SCOTTSDALE, Ariz., September 18, 2002 ≠ Small businesses and organizations have been among the most adversely affected in the recent economic downturn, experiencing significant declines in both the number of firms and employees in 2001, according to In-Stat/MDR (http://www.instat.com). However, with a recovery seemingly under way, the number of small business firms is anticipated to grow by roughly 3% in 2002 and by 2006, the high-tech market research firm projects that the number of small business firms and organizations will rise to 2.7 million, and will employ roughly 42 million workers.
“Certainly, 2001 was a difficult year across the board, but the impact of a sluggish economic environment has been particularly pronounced in the small business market,” says Kneko Burney, Director ≠ Business Infrastructure and Services at In-Stat/MDR. “Regardless, the small business market continues to be one of the most dynamic and interesting market opportunities available today, even in such a challenging economic climate. Understanding the fundamentals of this market, in terms of vertical industry, distribution of employment and other macroeconomic trends will be key to vendors’ ability to develop successful sales and market strategies for this market.” According to In-Stat/MDR research, this segment will continue to evolve, with the services-based industries growing most quickly in the coming years.
In-Stat/MDR has also found that:
– There will be approximately 2.3 million small businesses and organizations by the end of 2002 (up from 2.2 million in 2001), representing over one fifth of firms in the US at that time. As economic conditions improve, relatively strong growth rates of around 4% are expected for the number of firms from 2003 to 2006.

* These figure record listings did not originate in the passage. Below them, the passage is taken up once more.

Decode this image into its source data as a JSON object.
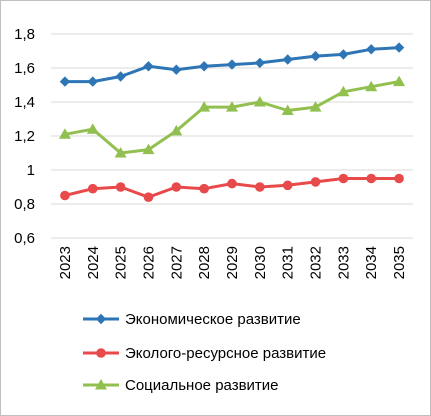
{
  "chart_data": {
    "type": "line",
    "categories": [
      "2023",
      "2024",
      "2025",
      "2026",
      "2027",
      "2028",
      "2029",
      "2030",
      "2031",
      "2032",
      "2033",
      "2034",
      "2035"
    ],
    "ylim": [
      0.6,
      1.8
    ],
    "yticks": [
      "0,6",
      "0,8",
      "1",
      "1,2",
      "1,4",
      "1,6",
      "1,8"
    ],
    "grid": "horizontal",
    "legend_position": "bottom",
    "series": [
      {
        "name": "Экономическое развитие",
        "color": "#2e75b6",
        "marker": "diamond",
        "values": [
          1.52,
          1.52,
          1.55,
          1.61,
          1.59,
          1.61,
          1.62,
          1.63,
          1.65,
          1.67,
          1.68,
          1.71,
          1.72
        ]
      },
      {
        "name": "Эколого-ресурсное развитие",
        "color": "#e8494a",
        "marker": "circle",
        "values": [
          0.85,
          0.89,
          0.9,
          0.84,
          0.9,
          0.89,
          0.92,
          0.9,
          0.91,
          0.93,
          0.95,
          0.95,
          0.95
        ]
      },
      {
        "name": "Социальное развитие",
        "color": "#92c050",
        "marker": "triangle",
        "values": [
          1.21,
          1.24,
          1.1,
          1.12,
          1.23,
          1.37,
          1.37,
          1.4,
          1.35,
          1.37,
          1.46,
          1.49,
          1.52
        ]
      }
    ]
  }
}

– Employment suffered much less than the number of firms. Businesses and organizations with 5 to 99 employees will provide jobs to nearly 38 million workers this year.
– The services vertical is the largest in the small business market, in terms of the number of firms, followed by retail trade. Comparing the small business market to other segments, the percentage of retail trade firms is highest in this market, comprising 16% of firms.
– Within the small business market, construction and the services vertical make up a larger percentage of firms in the segments with fewer than 20 employees. Construction makes up only 9% of firms with 50 to 99 employees, but 12% of firms with 5 to 9 workers. The
trend is even more pronounced in the services vertical, which has 33% of the 50 to 99 sub-segment, and 40% of firms with 5 to 9 employees.